You might need someone who can do these tasks! But don't screen for them if you don't need them.
You might just need someone who can take relatively straightforward business requirements and build relatively straightforward solutions for them in a reasonable amount of time. If that is the case, how much does a candidate's degree really matter?
Evaluate for the key characteristic: Competence
When evaluating any junior developer, especially those from non-traditional backgrounds, there are only so many examples of work to draw from. Many such samples may be protected by NDAs, the result of tightly prescribed class projects, or old enough as to no longer be useful. For this reason, we at Unabridged Software use a take-home project to evaluate technical competence.
However, the take-home sample is not the only thing we look at. We also expect our developers to be able to:
- Precisely describe technical processes using relatively simple language
- Decompose problems into simpler steps by way of analysis
- Compose simple individual pieces into a more complex process or solution
- Ask questions and resolve ambiguity as concretely as possible
- Anticipate possible sources of errors or chaos
- Evaluate competing solutions to determine which one is best for this context
- Evaluate competing problems to determine which is best to work on now
- Treat others with compassion and thoughtfulness
None of the skills on this list are unique to software development, nor even to STEM. You will see some evidence of them in the take-home work sample, and you will need to look for evidence of these skills by asking questions and prompting for more information. You may be tempted to ignore a candidate's previous non-technical work history, but that would be a mistake -- this history often reveals a lot about who the candidate is as a person and how they work. The other great place to look for evidence of these traits is in areas where a candidate has achieved success in the past, vocational or otherwise.

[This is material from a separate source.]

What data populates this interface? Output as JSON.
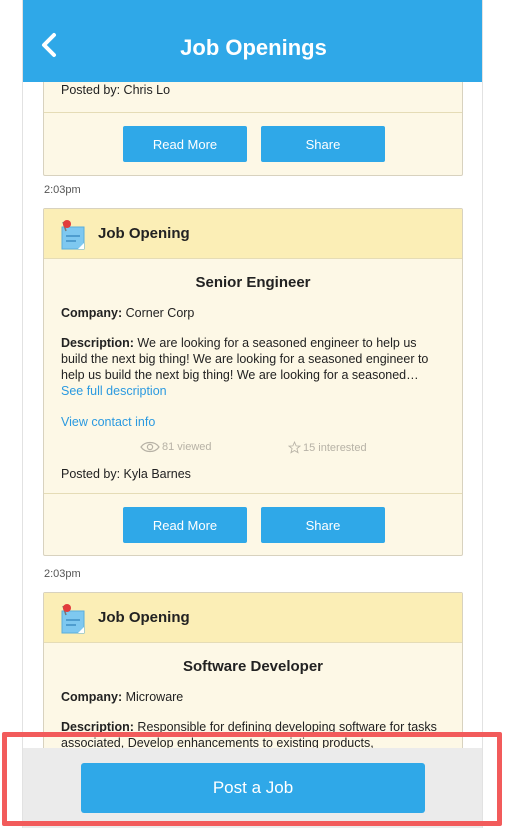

Education is the starting line, not the finish line
A candidates' educational background matters less and less as they gain experience and skills. Education still stands as a proxy for competence — a computer science degree from Stanford or MIT naturally carries more weight than an associate's degree in software development from a community college — but any degree is only a starting point.
A developer with a non-traditional background can, with time and support, perform just as well as a developer with a more traditional background. Personal drive determines a lot of that, as does environment; most folks rise to meet their current situation when given the opportunity. It is rare that you will find someone who does not want to succeed, though you may find many people whose success you are not (yet) able to support with sufficient resources.
Even if you hire someone who knows the languages and tools you use, and even if that person already has knowledge of your industry, there will still be a considerable ramping up period as that person gets to know your codebase, internal practices, and tools. There is no such thing as a developer who can truly hit the ground running. Rather than wait for such a mythical creature to appear, focus on building the infrastructure needed to help new hires be successful as quickly and consistently as possible.